Following Apple's revelation it anticipates missing its revenue guidance for the December quarter by $5 billion, as well as Samsung's lackluster revenues caused in part through a softer Chinese smartphone market, it isn't too much of a surprise that anyone will warn of a global smartphone market contraction. The analysts at Credit Suisse seem to think the decline is actually quite significant.
In a note to investors received seen by AppleInsider, smartphone production levels are in free-fall, with the "bottom not yet in sight," indicating manufacturing will continue to go down for a while longer. Credit Suisse recently revised its production forecast for the last three months of 2018, putting global production at 357 million units, a year-on-year fall of 3 percent for the period.
While the drop is discouraging, it pales in significance to the predicted first quarter output of 289 million units globally.
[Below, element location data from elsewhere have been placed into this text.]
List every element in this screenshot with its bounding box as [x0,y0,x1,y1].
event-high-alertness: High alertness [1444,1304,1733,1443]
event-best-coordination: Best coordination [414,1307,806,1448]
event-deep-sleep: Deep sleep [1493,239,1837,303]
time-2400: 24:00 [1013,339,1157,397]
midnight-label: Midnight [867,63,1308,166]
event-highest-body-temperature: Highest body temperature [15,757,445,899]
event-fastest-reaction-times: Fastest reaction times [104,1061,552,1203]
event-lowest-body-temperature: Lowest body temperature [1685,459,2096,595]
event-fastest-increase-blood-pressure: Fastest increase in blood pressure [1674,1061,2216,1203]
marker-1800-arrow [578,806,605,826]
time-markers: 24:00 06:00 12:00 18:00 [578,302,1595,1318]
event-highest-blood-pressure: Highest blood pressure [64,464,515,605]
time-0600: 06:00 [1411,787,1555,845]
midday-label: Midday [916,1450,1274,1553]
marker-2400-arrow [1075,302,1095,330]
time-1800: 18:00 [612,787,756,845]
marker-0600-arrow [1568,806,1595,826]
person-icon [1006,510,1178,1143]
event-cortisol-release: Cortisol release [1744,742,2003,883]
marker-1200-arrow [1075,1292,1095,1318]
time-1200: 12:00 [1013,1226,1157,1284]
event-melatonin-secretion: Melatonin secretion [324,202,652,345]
In effect, this represents a year-on-year drop in smartphone production of 19 percent, leading to around the same amount of production as seen in 2013 when overall production levels were rising.
"It is too early to [say] whether this news is already fully discounted in share prices, or will continue to have an impact," notes Credit Suisse.
Up until January's revenue warning, Apple has been relatively resilient to the global smartphone market contractions that have been reported over the last year, with one November report noting that while there was a lack of growth in iPhone shipments over the Q3 2018 quarter, this also meant it wasn't seeing a reduction in sales for the period either, while other manufacturers like Samsung bore the brunt of the shortfall.
Analysts, and Apple itself, all seem to suggest China is a major contributor to slower than expected sales in recent months. Apple CEO Tim Cook advised of "lower than anticipated iPhone revenue, primarily in Greater China" accounting for the revenue shortfall.
The lower sales are also not necessarily restricted to China, as other markets may be saturated as well. One October report from Pew indicates 95 percent of U.S. Adults in 2018 own and use cellphones and 77 percent own and use smartphones, suggesting there is relatively little room to increase sales to new customers in the United States without having to fight competitors.
Apple is however continuing to carve out a space in the premium end of the smartphone market. For the third quarter of 2018, Counterpoint Research claims the premium segment of smartphones worth $400 or more grew 19 percent, with Apple being a driving force in the segment by selling 43 percent of all smartphones in the price bracket.